The truth is, I don’t believe its healthy to “increase self-esteem” through many of the ways people recommend. It’s not a high score, and it doesn’t work like a thermometer does. Self-esteem shouldn’t go up when you buy a new skirt or car, or when you do well on a test, or when you catch a glimpse of yourself in the mirror and like what you see. Self-esteem shouldn’t go down when you slip up or perform poorly. Confused? Let me make my case.
The Dangers of Self-Esteem
At first glance, it may seem harmless for a compliment, new purchase, or accomplishment to serve as a self-esteem booster. But deeper, a problem persists. Look at what that line of thinking implies. If I accomplish something, I deserve to be confident in myself. If I am complimented, I can feel positively about myself. If I buy something new, that has societal value, I am valuable. And, what about the flipside? Do you not deserve to feel confident, positive or see value in yourself if you don’t do those things? Are you less valuable or have less worth if you don’t do those things, or do them less often?

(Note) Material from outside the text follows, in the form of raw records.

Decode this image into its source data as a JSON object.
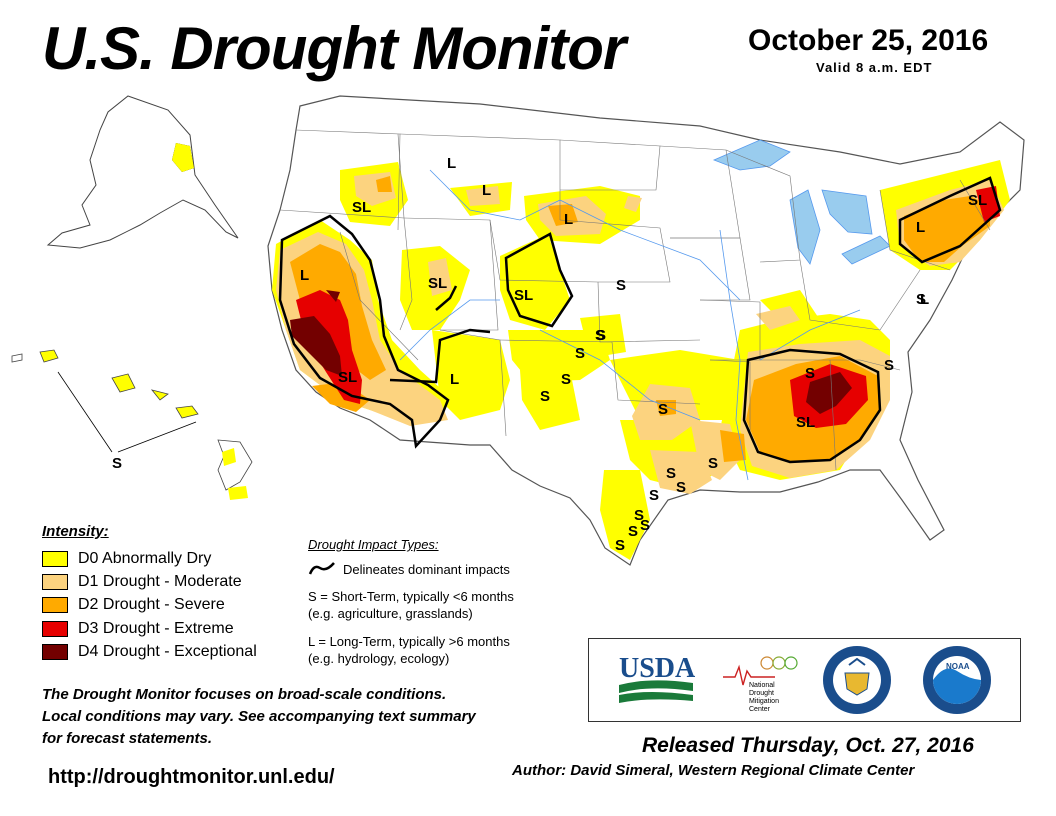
{
  "header": {
    "title": "U.S. Drought Monitor",
    "date": "October 25, 2016",
    "valid": "Valid 8 a.m. EDT"
  },
  "colors": {
    "D0": "#ffff00",
    "D1": "#fcd37f",
    "D2": "#ffaa00",
    "D3": "#e60000",
    "D4": "#730000",
    "water": "#99ccee",
    "rivers": "#5599ee"
  },
  "map": {
    "impact_labels": [
      "L",
      "L",
      "L",
      "SL",
      "SL",
      "SL",
      "SL",
      "L",
      "L",
      "S",
      "S",
      "S",
      "S",
      "S",
      "S",
      "S",
      "S",
      "S",
      "S",
      "S",
      "S",
      "S",
      "S",
      "S",
      "S",
      "S",
      "SL",
      "L",
      "SL",
      "S",
      "L",
      "L",
      "S"
    ]
  },
  "legend": {
    "heading": "Intensity:",
    "items": [
      {
        "label": "D0 Abnormally Dry",
        "color": "#ffff00"
      },
      {
        "label": "D1 Drought - Moderate",
        "color": "#fcd37f"
      },
      {
        "label": "D2 Drought - Severe",
        "color": "#ffaa00"
      },
      {
        "label": "D3 Drought - Extreme",
        "color": "#e60000"
      },
      {
        "label": "D4 Drought - Exceptional",
        "color": "#730000"
      }
    ]
  },
  "impacts": {
    "heading": "Drought Impact Types:",
    "delineates": "Delineates dominant impacts",
    "short_term": "S = Short-Term, typically <6 months",
    "short_term_eg": "(e.g. agriculture, grasslands)",
    "long_term": "L = Long-Term, typically >6 months",
    "long_term_eg": "(e.g. hydrology, ecology)"
  },
  "note": {
    "line1": "The Drought Monitor focuses on broad-scale conditions.",
    "line2": "Local conditions may vary. See accompanying text summary",
    "line3": "for forecast statements."
  },
  "url": "http://droughtmonitor.unl.edu/",
  "logos": {
    "usda": "USDA",
    "ndmc_line1": "National",
    "ndmc_line2": "Drought",
    "ndmc_line3": "Mitigation",
    "ndmc_line4": "Center",
    "noaa": "NOAA"
  },
  "footer": {
    "released": "Released Thursday, Oct. 27, 2016",
    "author": "Author: David Simeral, Western Regional Climate Center"
  }
}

It’s these hanging questions, these implications, that make the idea not just flawed, but dangerous. Instead of a concept of self-esteem that slides and derives its strength from accomplishments or other external factors, I stand behind the usefulness of a concept popularized by Albert Ellis and his contemporaries.

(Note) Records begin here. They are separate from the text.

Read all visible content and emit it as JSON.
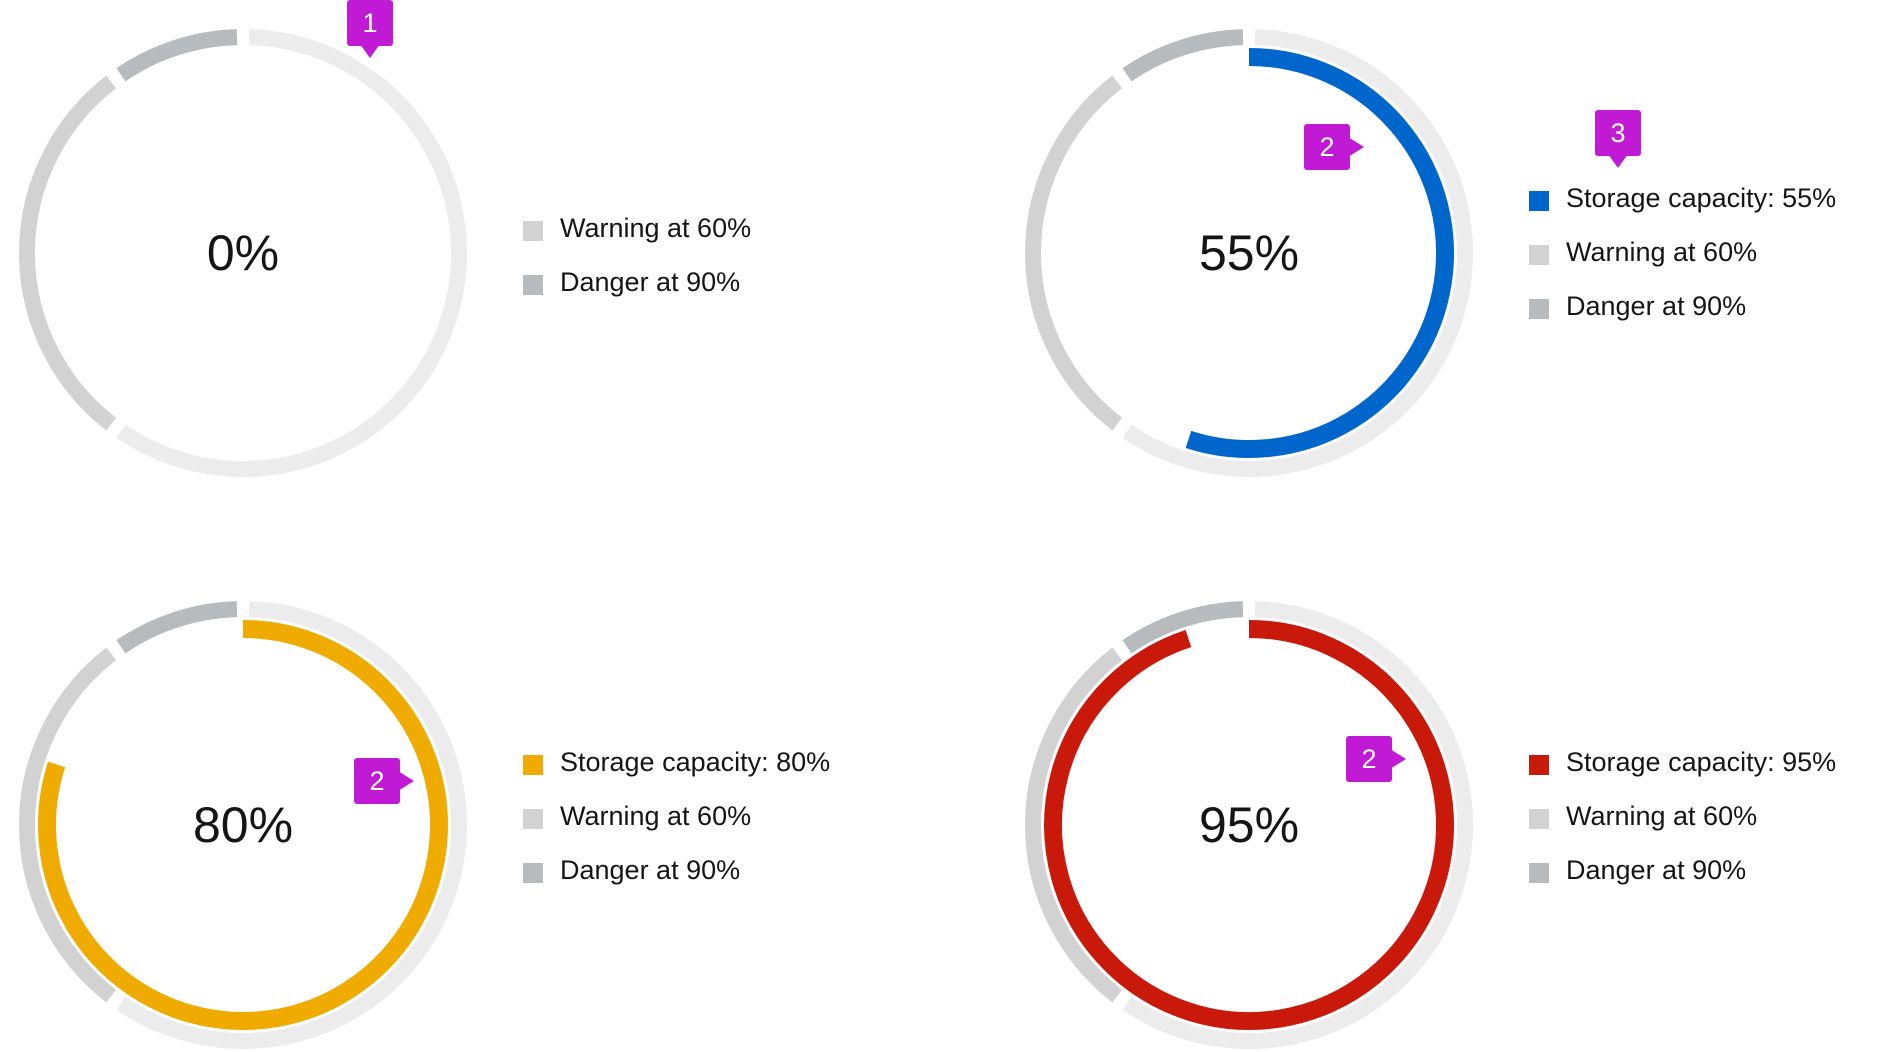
{
  "chart_data": [
    {
      "type": "donut",
      "value": 0,
      "label": "0%",
      "thresholds": [
        {
          "label": "Warning at 60%",
          "value": 60
        },
        {
          "label": "Danger at 90%",
          "value": 90
        }
      ],
      "legend": [
        {
          "label": "Warning at 60%",
          "color": "#d2d2d2"
        },
        {
          "label": "Danger at 90%",
          "color": "#b8bbbe"
        }
      ],
      "callout": "1"
    },
    {
      "type": "donut",
      "value": 55,
      "color": "#0066cc",
      "label": "55%",
      "thresholds": [
        {
          "label": "Warning at 60%",
          "value": 60
        },
        {
          "label": "Danger at 90%",
          "value": 90
        }
      ],
      "legend": [
        {
          "label": "Storage capacity: 55%",
          "color": "#0066cc"
        },
        {
          "label": "Warning at 60%",
          "color": "#d2d2d2"
        },
        {
          "label": "Danger at 90%",
          "color": "#b8bbbe"
        }
      ],
      "callouts": [
        "2",
        "3"
      ]
    },
    {
      "type": "donut",
      "value": 80,
      "color": "#f0ab00",
      "label": "80%",
      "thresholds": [
        {
          "label": "Warning at 60%",
          "value": 60
        },
        {
          "label": "Danger at 90%",
          "value": 90
        }
      ],
      "legend": [
        {
          "label": "Storage capacity: 80%",
          "color": "#f0ab00"
        },
        {
          "label": "Warning at 60%",
          "color": "#d2d2d2"
        },
        {
          "label": "Danger at 90%",
          "color": "#b8bbbe"
        }
      ],
      "callout": "2"
    },
    {
      "type": "donut",
      "value": 95,
      "color": "#c9190b",
      "label": "95%",
      "thresholds": [
        {
          "label": "Warning at 60%",
          "value": 60
        },
        {
          "label": "Danger at 90%",
          "value": 90
        }
      ],
      "legend": [
        {
          "label": "Storage capacity: 95%",
          "color": "#c9190b"
        },
        {
          "label": "Warning at 60%",
          "color": "#d2d2d2"
        },
        {
          "label": "Danger at 90%",
          "color": "#b8bbbe"
        }
      ],
      "callout": "2"
    }
  ],
  "colors": {
    "track": "#ececec",
    "warning": "#d2d2d2",
    "danger": "#b8bbbe",
    "callout": "#c11ad4"
  }
}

Let’s explore the validity of determining our, or anyone else’s “worth”. That’s essentially what we’re doing when we’re using external factors to affect our self-esteem. We’re evaluating how we feel about ourselves, and what we’re “worth” and how much “value” we have, when we feel assured in ourselves only after an accomplishment and crummy after failures. However, without removing the happiness of a win or the disappointment of a loss, we can understand that our external happenings don’t really determine our worth — because it truly is impossible to wholly put a value on someone. This kind of thinking is also painful, because as humans, we all make mistakes, and when we inevitably do so, it will make us feel like we’re worth less.
Instead, we can accept, unconditionally, that we have value just by merit of being human. And this value doesn’t change based on our perceived wins and losses. It would just be flawed if that were the case, and on top of that, it would make us feel crummy for no good reason because it is inevitable to make mistakes. Giving ourselves permission to self-accept, all of the time, unconditionally helps us relieve the pain of living captive to an overbearing mindset of avoiding mistakes at all costs. Accepting ourselves fully doesn’t mean delusion or hellbent stoicism; we can feel proud after our victories and disappointed after losses, but the concept of our “worth” or “value” being measured is thrown out the window to our benefit.
So, if you’re currently struggling with what others may call low self-esteem, explore why you feel that way? Are you attaching the way you see yourself to some yardstick that doesn’t need to be there? Do you think you’re valuable? In my eyes, you are, by merit of being human!